Sustainable resource management is its own topic, and implications for fantasy settings could be interesting. On a sidenote, about a year ago I presented at a graduate research conference. One of the presenters provided a well-researched discussion on how bad plastic is for the environment and the island of plastic in the Pacific Ocean, then took a sip from the plastic water bottle provided by the conference she had been drinking from and said "I guess I shouldn't be drinking this." Every company markets itself as environmentally responsible, and the scholarship on sustainable research management at this point is mostly about how bad plastic and manufacturing are for the environment with no attempt being made to bridge the two ends of the spectrum.
Golarion is not likely to head to disaster caused by conflict from what I've seen. There is a minimum of conflict between races, gods, and nations with the primary source of conflict being between PFS and the Aspis Consortium. This creates an ideal setting for publishing adventures on a regular basis (which is necessary to maintain a gaming company without releasing a new edition every few years). Forgotten Realms was a conflict-heavy setting, with maybe four times as many gods as were needed and constant conflict between gods, nations, races, and organizations. The level of conflict in Forgotten Realms worked to keep any faction from getting too powerful.
Nimon
|
Forgotten Realms, and really any D@D product, had many years and authors in its development.
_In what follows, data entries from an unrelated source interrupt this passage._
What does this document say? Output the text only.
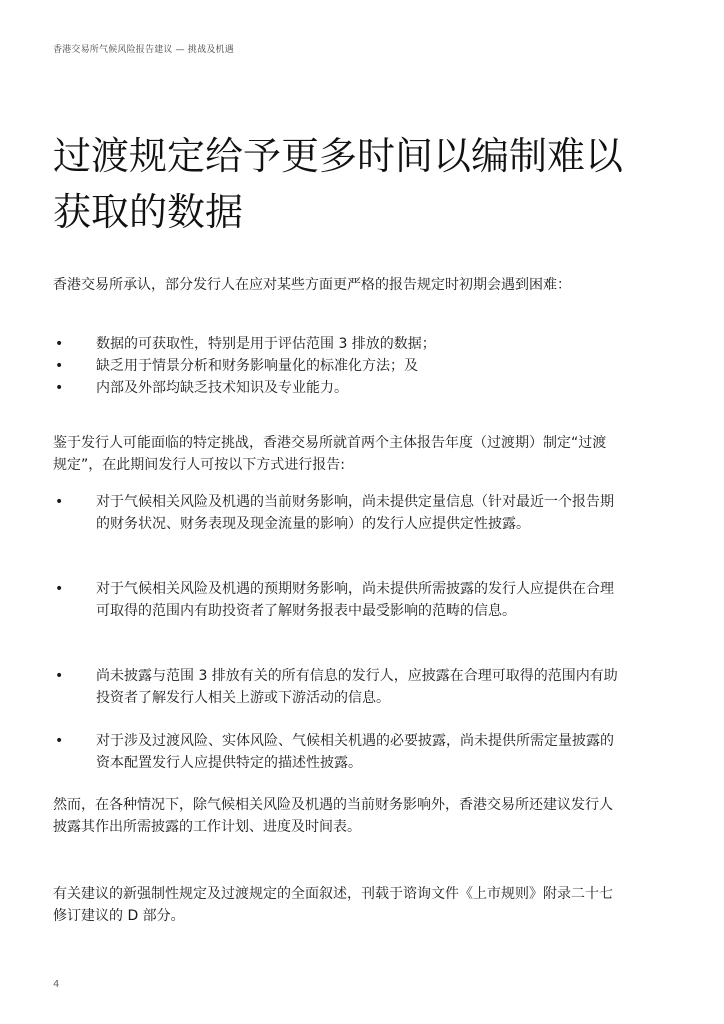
香港交易所气候风险报告建议 — 挑战及机遇
过渡规定给予更多时间以编制难以获取的数据

香港交易所承认，部分发行人在应对某些方面更严格的报告规定时初期会遇到困难：

• 数据的可获取性，特别是用于评估范围 3 排放的数据；
• 缺乏用于情景分析和财务影响量化的标准化方法；及
• 内部及外部均缺乏技术知识及专业能力。

鉴于发行人可能面临的特定挑战，香港交易所就首两个主体报告年度（过渡期）制定“过渡规定”，在此期间发行人可按以下方式进行报告:

• 对于气候相关风险及机遇的当前财务影响，尚未提供定量信息（针对最近一个报告期的财务状况、财务表现及现金流量的影响）的发行人应提供定性披露。
• 对于气候相关风险及机遇的预期财务影响，尚未提供所需披露的发行人应提供在合理可取得的范围内有助投资者了解财务报表中最受影响的范畴的信息。
• 尚未披露与范围 3 排放有关的所有信息的发行人，应披露在合理可取得的范围内有助投资者了解发行人相关上游或下游活动的信息。
• 对于涉及过渡风险、实体风险、气候相关机遇的必要披露，尚未提供所需定量披露的资本配置发行人应提供特定的描述性披露。

然而，在各种情况下，除气候相关风险及机遇的当前财务影响外，香港交易所还建议发行人披露其作出所需披露的工作计划、进度及时间表。

有关建议的新强制性规定及过渡规定的全面叙述，刊载于谘询文件《上市规则》附录二十七修订建议的 D 部分。

4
The Inner Sea World Guide is full of conflict to be had. Your original post seemed to be coming from a biological prospective of apex predators ect... I really have no idea on where you are going or coming from with the water comment.
How can you talk about conflict or competition without talking about the reason for conflict or competition. Historically conflict is over resources of some sort, be it water, gold, food. They maybe justified for other reasons, but in the end someone loses and someone gains.